The process of Exhumation has stirred the passion in your heart. All Denizens have their vices, but your vice empowers you. As a move, you may consume a slot of alcohol, drugs, or fine food, or gain a point of fatigue by wildly dancing or singing, to fly into a frenzy for [templates] minutes.
Yes, you consume the entire slot. This makes for a great party trick.
While frenzied you are immune to negative emotions and pain, and gain [templates]d4 temporary HP for the ability’s duration, up to twice your maximum HP.
You can enter a frenzy [templates]+1 times per day, and cannot enter a frenzy while already frenzied.
Life of the Party
When you enter a frenzy, up to [templates] allies within earshot of you can be made to enter one as well, gaining the same effects that you would at Template A.
You get an additional save against all types of poison.
Sparagmos
When frenzied, you may take either an additional attack or an additional move each turn. Your face is terrifying to look upon; while frenzied, spirits of [templates]*2 HD must save vs. Fear when they first see you.
Undying
When frenzied, you are immune to death. You roll on the Table of Consequences* as normal when reduced to 0 HP, but the consequences don't hit you until the frenzy ends.
*Or Death and Dismemberment, or your "slow and prolonged death" table of choice.
And here's a bonus. This isn't for Qal Ashen, but my own, worse thing.

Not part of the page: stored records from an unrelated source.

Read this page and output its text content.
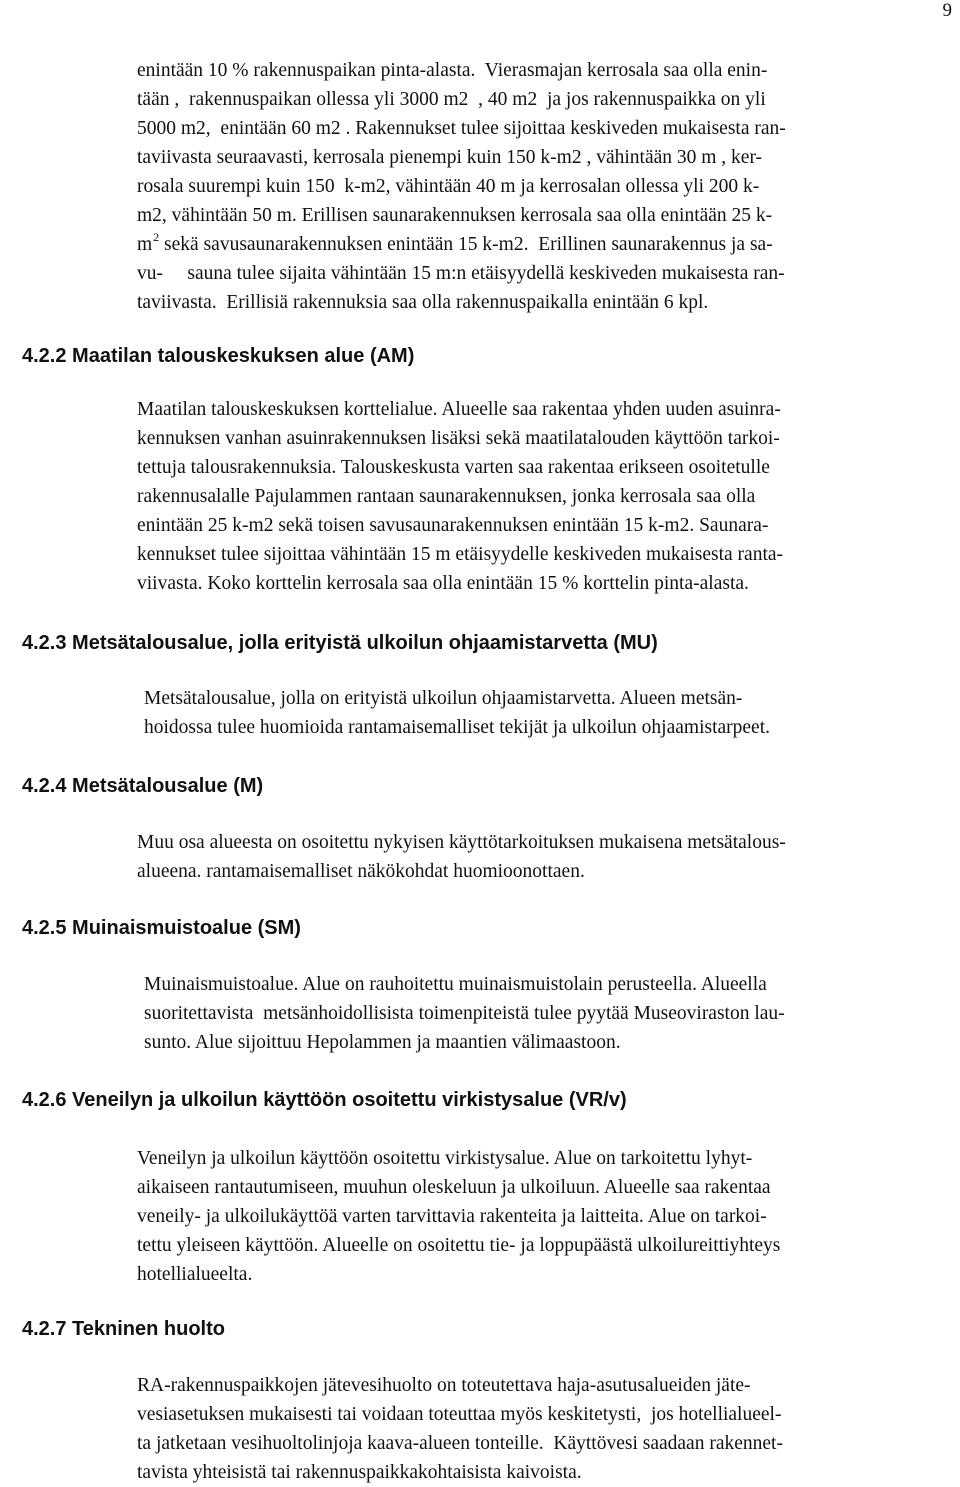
9
enintään 10 % rakennuspaikan pinta-alasta.  Vierasmajan kerrosala saa olla enin-
tään ,  rakennuspaikan ollessa yli 3000 m2  , 40 m2  ja jos rakennuspaikka on yli
5000 m2,  enintään 60 m2 . Rakennukset tulee sijoittaa keskiveden mukaisesta ran-
taviivasta seuraavasti, kerrosala pienempi kuin 150 k-m2 , vähintään 30 m , ker-
rosala suurempi kuin 150  k-m2, vähintään 40 m ja kerrosalan ollessa yli 200 k-
m2, vähintään 50 m. Erillisen saunarakennuksen kerrosala saa olla enintään 25 k-
$m^2$ sekä savusaunarakennuksen enintään 15 k-m2.  Erillinen saunarakennus ja sa-
vu-     sauna tulee sijaita vähintään 15 m:n etäisyydellä keskiveden mukaisesta ran-
taviivasta.  Erillisiä rakennuksia saa olla rakennuspaikalla enintään 6 kpl.
4.2.2 Maatilan talouskeskuksen alue (AM)
Maatilan talouskeskuksen korttelialue. Alueelle saa rakentaa yhden uuden asuinra-
kennuksen vanhan asuinrakennuksen lisäksi sekä maatilatalouden käyttöön tarkoi-
tettuja talousrakennuksia. Talouskeskusta varten saa rakentaa erikseen osoitetulle
rakennusalalle Pajulammen rantaan saunarakennuksen, jonka kerrosala saa olla
enintään 25 k-m2 sekä toisen savusaunarakennuksen enintään 15 k-m2. Saunara-
kennukset tulee sijoittaa vähintään 15 m etäisyydelle keskiveden mukaisesta ranta-
viivasta. Koko korttelin kerrosala saa olla enintään 15 % korttelin pinta-alasta.
4.2.3 Metsätalousalue, jolla erityistä ulkoilun ohjaamistarvetta (MU)
Metsätalousalue, jolla on erityistä ulkoilun ohjaamistarvetta. Alueen metsän-
hoidossa tulee huomioida rantamaisemalliset tekijät ja ulkoilun ohjaamistarpeet.
4.2.4 Metsätalousalue (M)
Muu osa alueesta on osoitettu nykyisen käyttötarkoituksen mukaisena metsätalous-
alueena. rantamaisemalliset näkökohdat huomioonottaen.
4.2.5 Muinaismuistoalue (SM)
Muinaismuistoalue. Alue on rauhoitettu muinaismuistolain perusteella. Alueella
suoritettavista  metsänhoidollisista toimenpiteistä tulee pyytää Museoviraston lau-
sunto. Alue sijoittuu Hepolammen ja maantien välimaastoon.
4.2.6 Veneilyn ja ulkoilun käyttöön osoitettu virkistysalue (VR/v)
Veneilyn ja ulkoilun käyttöön osoitettu virkistysalue. Alue on tarkoitettu lyhyt-
aikaiseen rantautumiseen, muuhun oleskeluun ja ulkoiluun. Alueelle saa rakentaa
veneily- ja ulkoilukäyttöä varten tarvittavia rakenteita ja laitteita. Alue on tarkoi-
tettu yleiseen käyttöön. Alueelle on osoitettu tie- ja loppupäästä ulkoilureittiyhteys
hotellialueelta.
4.2.7 Tekninen huolto
RA-rakennuspaikkojen jätevesihuolto on toteutettava haja-asutusalueiden jäte-
vesiasetuksen mukaisesti tai voidaan toteuttaa myös keskitetysti,  jos hotellialueel-
ta jatketaan vesihuoltolinjoja kaava-alueen tonteille.  Käyttövesi saadaan rakennet-
tavista yhteisistä tai rakennuspaikkakohtaisista kaivoista.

There is no greater meritocracy in the world than Kadigirraki, or so say those who swear by its Sacred Lottery. The lottery decides all things at the drawing of a clay tablet, and it knows no bias- how could it, when those who serve the lottery often do so unknowingly? It is a prophecy of pure action. The drawings are as regular and revered as any church service, and their priests are mute men with glassy eyes and black-dot pupils like the pips on a die. Commands from the lottery may be hidden, as well; secreted away in a sealed tomb, on the lips of a speaking sleeper, in the flight paths of birds. From outside, the people of Kadigirraki appear insane, following incoherent orders, receiving punishment and reward without cause. Some win, some lose, but they all come back to play. The Sacred Lottery has protected the city from harm many times: a famine averted by a store of grain hidden away years prior, an assassin slain by a blindly and precisely dropped brick, a plague averted by an immunity built up for years in advance.
This is because Kadigirraki is not a meritocracy. It is a theocracy, the most direct in the world. The lottery and the city would have collapsed centuries ago if not for their civic deity, Full Hand, the Lord of Order and Chance; the god of the lottery is the lottery. The god's thoughts are its actions, and its actions are those of a city of gamblers and lunatics. It is said that the gods play dice with the lives of men. In Kadigirraki, this is literal.
So why visit Kadigirraki?
- Gambling, obviously. The stakes are deranged but the rewards are always tempting. You play for gold, for spells, for the years of someone's life; in Kadigirraki, there is nothing too precious to bet. You had better be an honest player, however: cheaters are hunted with all the zeal of an inquisition.
- Treasure. The city is full of catacombs and tunnels, and Sacred Lottery is always stashing away gold and other goods for their unknowable purposes. Just watch for the silent men with dice-pip eyes and their razor-edged cards, and for those fellow guests who have nothing left to lose.
- Conquest. Some say that the Sacred Lottery has been compromised, that some other force has seized it from the inside like a parasite to steer the city for its own purposes. There's no telling if that's true or not, as the lottery can appear self-contradicting on a good day, but the idea holds terrible promise. The god of the lottery is the lottery itself, and the one who controls the lottery controls a god.